What's the real difference between filter and codec and which I have to use?

Hello,

I didn't understand very well the difference between filter and codec and I'm in doubt about which one I have to use to solve my problem.

My logstash is listening a JMS queue where XML messages are received. This XML looks like the piece below:

<?xml version=\"1.0\" encoding=\"UTF-8\"?>
<mon:monitorEvent mon:id=\"B291b836aa99a51792162189\"
    xmlns:bpmn=\"http://schema.omg.org/spec/BPMN/2.0\"
    xmlns:bpmnx=\"http://www.ibm.com/xmlns/bpmnx/20100524/BusinessMonitoring\"
    xmlns:mon=\"http://www.ibm.com/xmlns/prod/websphere/monitoring/7.5\"
    xmlns:ibm=\"http://www.ibm.com/xmlns/prod/websphere/monitoring/7.5/extensions\"
    xmlns:wle=\"http://www.ibm.com/xmlns/prod/websphere/lombardi/7.5\"
    xmlns:xs=\"http://www.w3.org/2001/XMLSchema\">
    <mon:eventPointData>
        <mon:kind mon:version=\"2010-11-11\">wle:PROCESS_AT_RISK_DATE_ASSIGNED</mon:kind>
        <mon:time mon:of=\"occurrence\">2017-03-04T11:12:45.064-03:00</mon:time>
        <ibm:sequenceId>0000000005</ibm:sequenceId>
        <mon:model mon:type=\"bpmn:process\" mon:id=\"eb87b79d-798f-4049-9a1a-1e42780ee748\" mon:version=\"2064.e9107612-144b-4faf-807a-8d991ed166e8\">
            <mon:name>Processo de Teste do DEF</mon:name>
            <mon:documentation></mon:documentation>
            <mon:instance mon:id=\"503\">
                <mon:state>Active</mon:state>
            </mon:instance>
        </mon:model>
        <mon:model mon:type=\"wle:processApplication\" mon:id=\"546450e0-22d0-458c-84dd-d6a6129b7654\" mon:version=\"2064.e9107612-144b-4faf-807a-8d991ed166e8\">
            <mon:name>Teste DEF</mon:name>
            <mon:documentation></mon:documentation>
        </mon:model>
        <mon:correlation>
            <mon:ancestor mon:id=\"eb87b79d-798f-4049-9a1a-1e42780ee748.2064.e9107612-144b-4faf-807a-8d991ed166e8.503\"></mon:ancestor>
            <wle:starting-process-instance>eb87b79d-798f-4049-9a1a-1e42780ee748.2064.e9107612-144b-4faf-807a-8d991ed166e8.503</wle:starting-process-instance>
        </mon:correlation>
        <mon:source>
            <ibm:system ibm:systemID=\"ccf3ad10-3d2d-4333-831b-f9c47e32209e\"/>
        </mon:source>
    </mon:eventPointData>
</mon:monitorEvent>

I would like to parse this xml file, getting the content of some tags to create the json and insert to elasticsearch.
Should I use a codec or filter for this?
Is there a codec/filter/something_else that does what I need or should I write my own xml parser to my xml format?

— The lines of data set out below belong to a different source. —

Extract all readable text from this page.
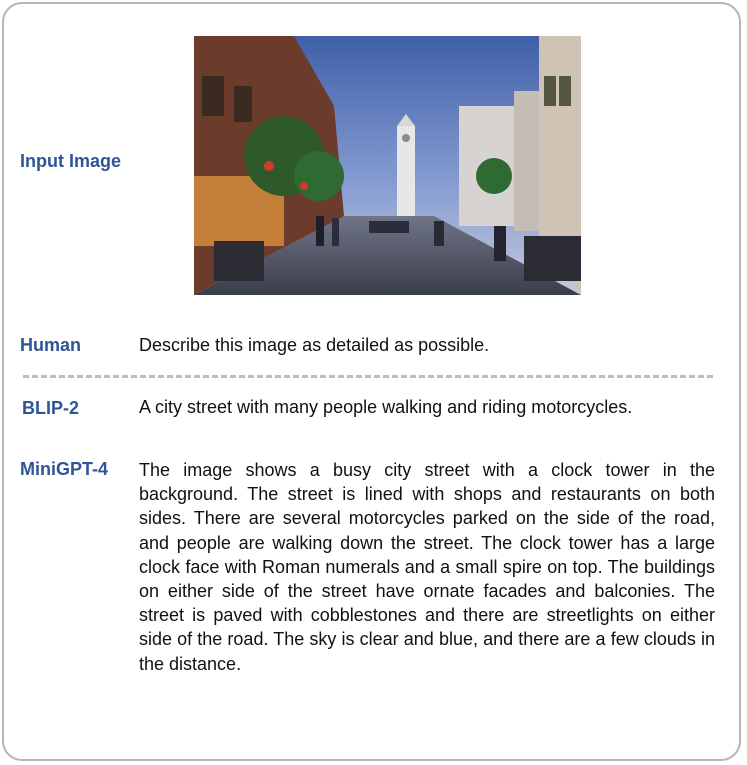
Input Image
Human	Describe this image as detailed as possible.
BLIP-2	A city street with many people walking and riding motorcycles.
MiniGPT-4 The image shows a busy city street with a clock tower in the background. The street is lined with shops and restaurants on both sides. There are several motorcycles parked on the side of the road, and people are walking down the street. The clock tower has a large clock face with Roman numerals and a small spire on top. The buildings on either side of the street have ornate facades and balconies. The street is paved with cobblestones and there are streetlights on either side of the road. The sky is clear and blue, and there are a few clouds in the distance.
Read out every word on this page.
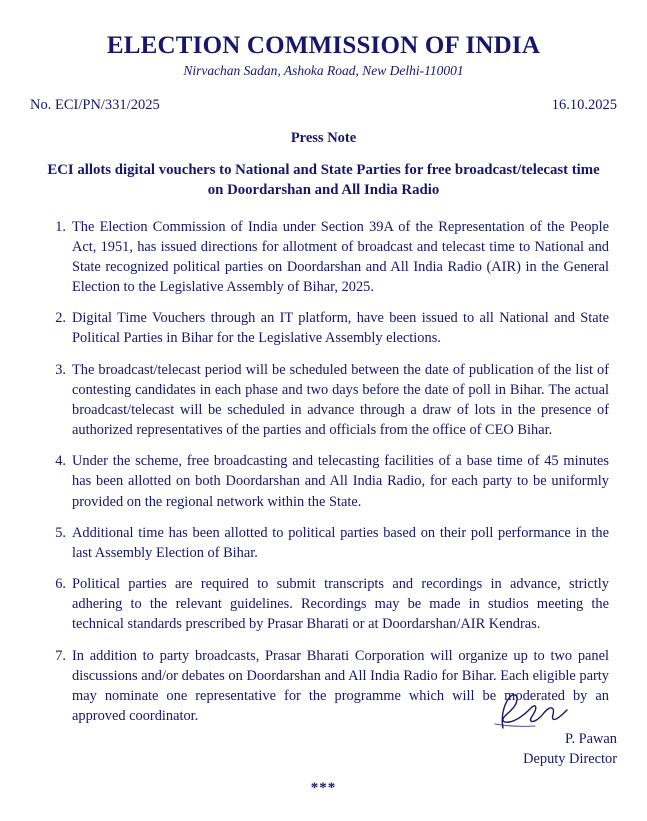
ELECTION COMMISSION OF INDIA
Nirvachan Sadan, Ashoka Road, New Delhi-110001
No. ECI/PN/331/2025	16.10.2025
Press Note
ECI allots digital vouchers to National and State Parties for free broadcast/telecast time on Doordarshan and All India Radio
The Election Commission of India under Section 39A of the Representation of the People Act, 1951, has issued directions for allotment of broadcast and telecast time to National and State recognized political parties on Doordarshan and All India Radio (AIR) in the General Election to the Legislative Assembly of Bihar, 2025.
Digital Time Vouchers through an IT platform, have been issued to all National and State Political Parties in Bihar for the Legislative Assembly elections.
The broadcast/telecast period will be scheduled between the date of publication of the list of contesting candidates in each phase and two days before the date of poll in Bihar. The actual broadcast/telecast will be scheduled in advance through a draw of lots in the presence of authorized representatives of the parties and officials from the office of CEO Bihar.
Under the scheme, free broadcasting and telecasting facilities of a base time of 45 minutes has been allotted on both Doordarshan and All India Radio, for each party to be uniformly provided on the regional network within the State.
Additional time has been allotted to political parties based on their poll performance in the last Assembly Election of Bihar.
Political parties are required to submit transcripts and recordings in advance, strictly adhering to the relevant guidelines. Recordings may be made in studios meeting the technical standards prescribed by Prasar Bharati or at Doordarshan/AIR Kendras.
In addition to party broadcasts, Prasar Bharati Corporation will organize up to two panel discussions and/or debates on Doordarshan and All India Radio for Bihar. Each eligible party may nominate one representative for the programme which will be moderated by an approved coordinator.
P. Pawan
Deputy Director
***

I really appreciate any help.
Thanks

Should I use a codec or filter for this?

While it would make some sense to have a codec for processing XML there is no such thing. There is however an xml filter.

Is there a codec/filter/something_else that does what I need or should I write my own xml parser to my xml format?

Use the xml filter. Its xpath option should be useful to you.

Thanks for the reply and with your suggestions I think I can solve the problem but I still would like to understand when I should use a codec or a filter. Can you explain this?

Thanks

In most cases what you want to do is only possible via a codec or a filter, so you're rarely confronted with that choice. That's the most general answer there is. The only exception I can think of is JSON which can be deserialized via either a codec or a filter.

As I answered in another thread yesterday, probably everything that can be done with a json codec can be done with a json filter but the opposite isn't true.

Just to finish...
From the docs:

Codec
A codec plugin changes the data representation of an event. Codecs are essentially stream filters that can operate as part of an input or output.

Filter
A filter plugin performs intermediary processing on an event. Filters are often applied conditionally depending on the characteristics of the event.

So, to solve my problem, a better solution would be:

  1. Logstash is listening my JMS queue a message arrives.
  2. As the message is on XML format, a codec could convert it to JSON format. (I know that this codec doesn't exist yet).
  3. A filter, based on some tags of the json message could do computing, data enrichment, delete/add parts of the json.
  4. As output, I could save this json on my elasticsearch, so I can use kibana to create my dashboards and reports.

Is this flow right?

Thanks again for spend your time with a newbie :slight_smile:

Yes, that makes sense.

This topic was automatically closed 28 days after the last reply. New replies are no longer allowed.